When we see a person and try to guess their age, we look at the face first.  Therefore, individuals concerned with the effects of aging are always interested in improving their youthful appearance since it is the face that others first notice.  Therefore, much of the efforts have been toward facial rejuvenation beginning with external application of creams and lotions to control the aging of the skin.  Once the wrinkles are set, we will use much more dramatic efforts and will consider exposing the skin to more invasive methods such as peeling of the skin, laser therapy, botox injections and eventually to plastic surgery of the face and neck.

However, even if the face looks youthful, if the individual has an obvious head forward position and stooped posture or rounded shoulders and trunk with unsteady gait, stiffness during standing or sitting,then observers will notice  these much more than the face.  Posture and ambulation abnormalities are much more glaring signs of aging compared to the face.  The biggest giveaway of aging of course is the hands.  You can barely hide the hands!  Esp when you are sitting when gait and ambulation is not in evidence.

Due to a constant use and exposure to weather, the hand ages very quickly.  The presence of skin wrinkling, taut tendons and tortuous veins on the dorsal and ventral aspects of the hand is common.  The finger joints also enlarge due to the presence of degenerative arthritis.  The joints also more conspicuous because of laxity of the skin from atrophy of the subcutaneous tissues as well as the muscles.  I’m amazed to find out that there are hand rejuvenation surgeries that will restore the skin surface, resection of redundant skin and tissue augmentation.

If one considers that the taut and thickened tendons are secondary to presence of tight and shortened muscles from spondylotic radiculopathy due to aging, how does one prevent them from making the hand look senile even after hand rejuvenation surgeries?  Between the tight tendons and the tortouse veins, the age give away will still be there.
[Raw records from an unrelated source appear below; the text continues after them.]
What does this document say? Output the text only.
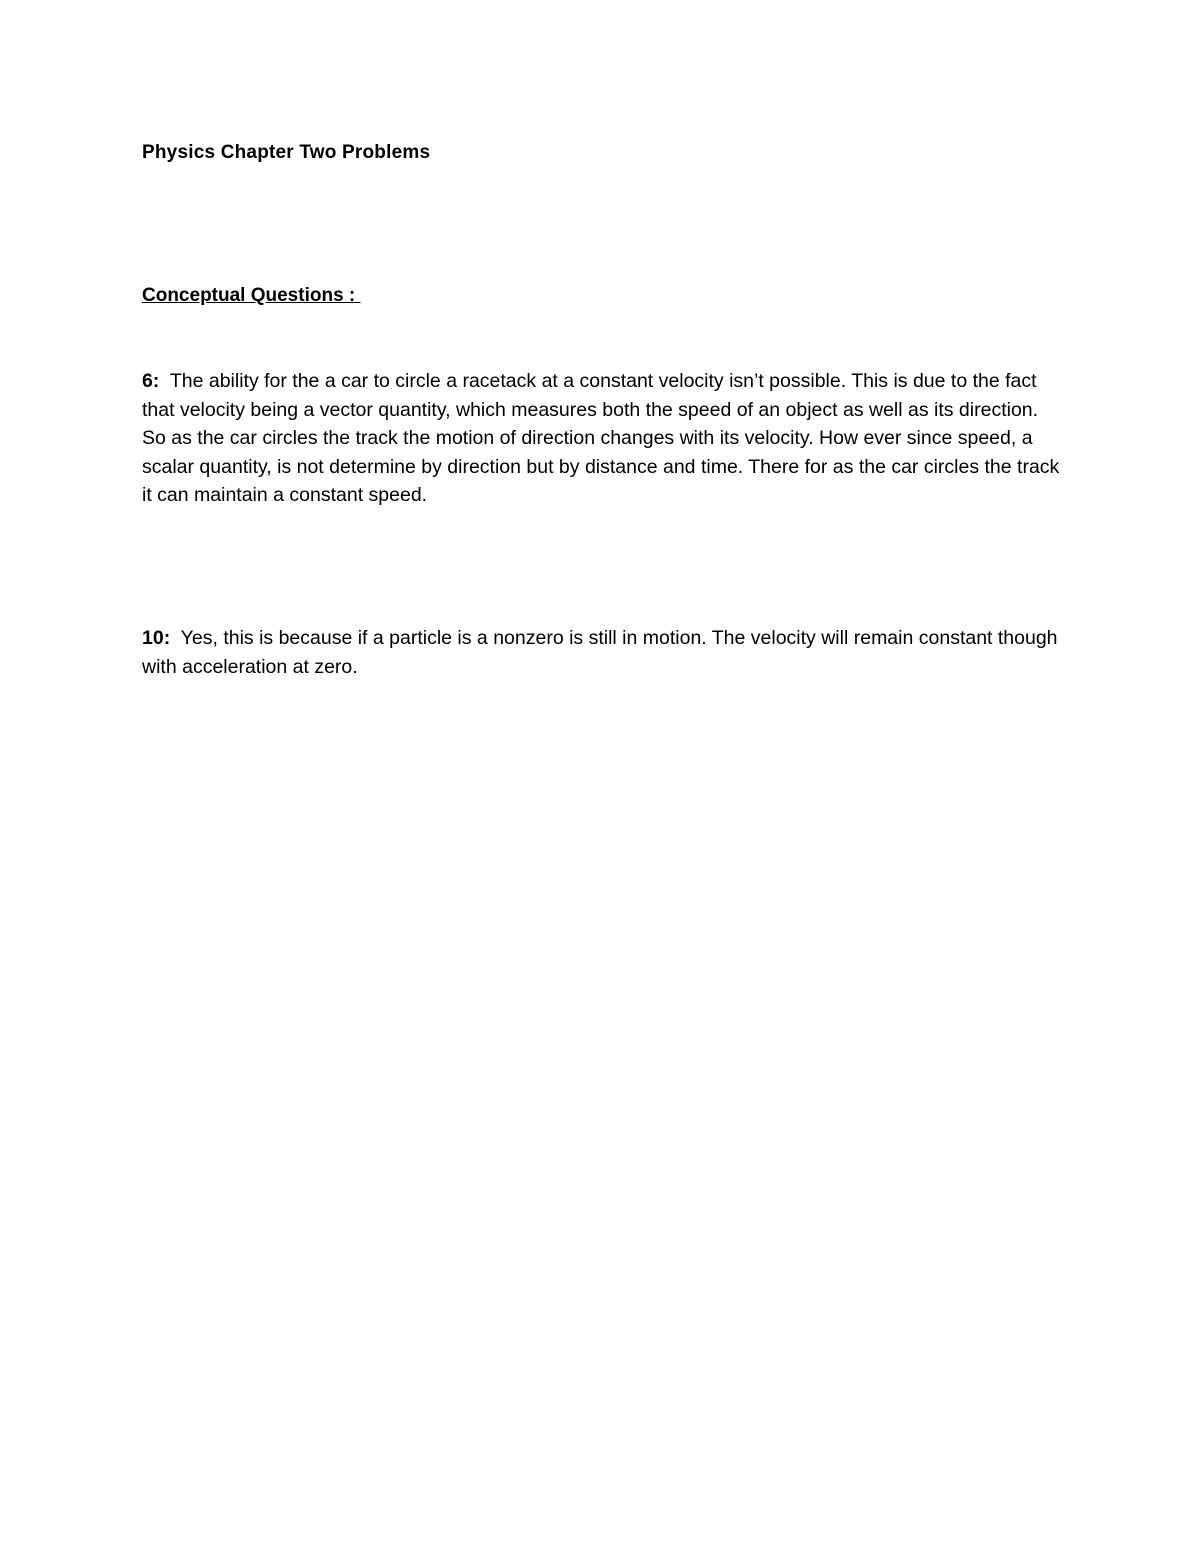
Physics Chapter Two Problems
Conceptual Questions :

6: The ability for the a car to circle a racetack at a constant velocity isn’t possible. This is due to the fact that velocity being a vector quantity, which measures both the speed of an object as well as its direction. So as the car circles the track the motion of direction changes with its velocity. How ever since speed, a scalar quantity, is not determine by direction but by distance and time. There for as the car circles the track it can maintain a constant speed.

10: Yes, this is because if a particle is a nonzero is still in motion. The velocity will remain constant though with acceleration at zero.
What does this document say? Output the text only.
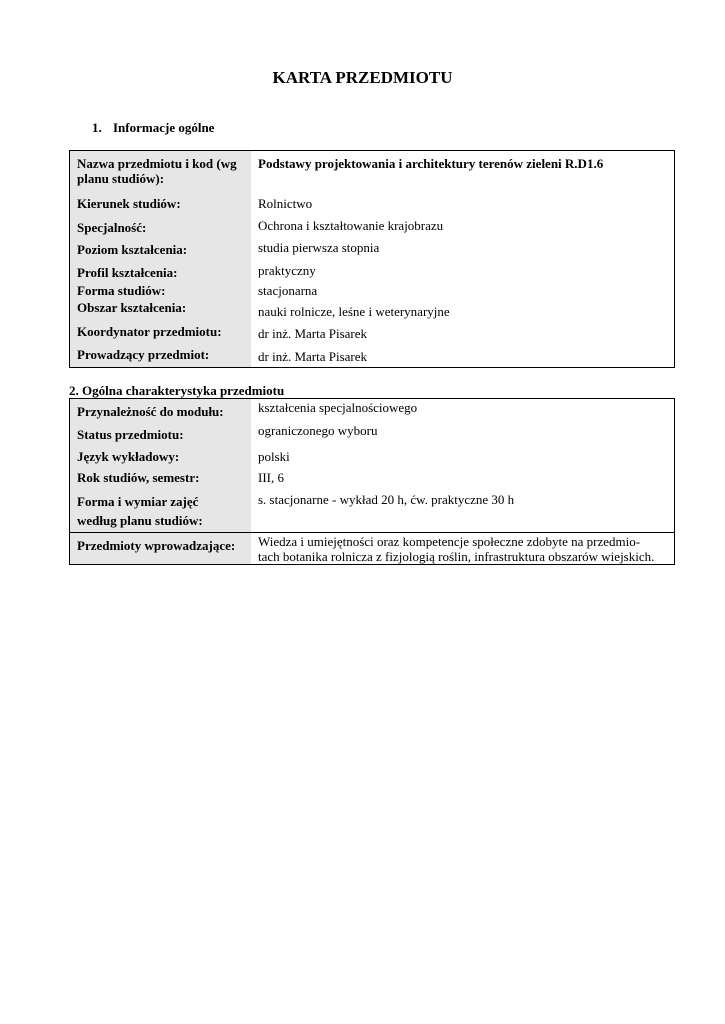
KARTA PRZEDMIOTU
1. Informacje ogólne
Nazwa przedmiotu i kod (wg planu studiów):	Podstawy projektowania i architektury terenów zieleni R.D1.6
Kierunek studiów:	Rolnictwo
Specjalność:	Ochrona i kształtowanie krajobrazu
Poziom kształcenia:	studia pierwsza stopnia
Profil kształcenia:	praktyczny
Forma studiów:	stacjonarna
Obszar kształcenia:	nauki rolnicze, leśne i weterynaryjne
Koordynator przedmiotu:	dr inż. Marta Pisarek
Prowadzący przedmiot:	dr inż. Marta Pisarek
2. Ogólna charakterystyka przedmiotu
Przynależność do modułu:	kształcenia specjalnościowego
Status przedmiotu:	ograniczonego wyboru
Język wykładowy:	polski
Rok studiów, semestr:	III, 6

Forma i wymiar zajęć
według planu studiów:	s. stacjonarne - wykład 20 h, ćw. praktyczne 30 h
Przedmioty wprowadzające:	Wiedza i umiejętności oraz kompetencje społeczne zdobyte na przedmio-
tach botanika rolnicza z fizjologią roślin, infrastruktura obszarów wiejskich.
Will the veins be as tortuose if they were able to empty well into the deeper veins?  So should we not consider means of relieving the tightness of the muscles so that the veins can empty well?  Apart from loss of subcutaneous tissue where not much can be done and since not everyone is a candidate for tissue augmentation surgeries to hide the veins, other means of providing less resistance to venous return should be considered.  This can be as simple as manually massaging the muscles to keep them soft and limber or using electrical stimulation at the trigger points to actively contract and stretch the intramuscular tightness of the muscles.

Compare your own hands as it looks through the ages.  How come that your hands still ages even though you may not be actively over using your muscles after you have retired and not using the hands as much?

The hands, the spine, the limb joints are sure tell tale signs of aging.  You got to start now to know what muscles can do to make you age.  After all 40% of the body mass is muscle, so when they do not function well, you will not age well.  Neuromuscular health is the key to control aging.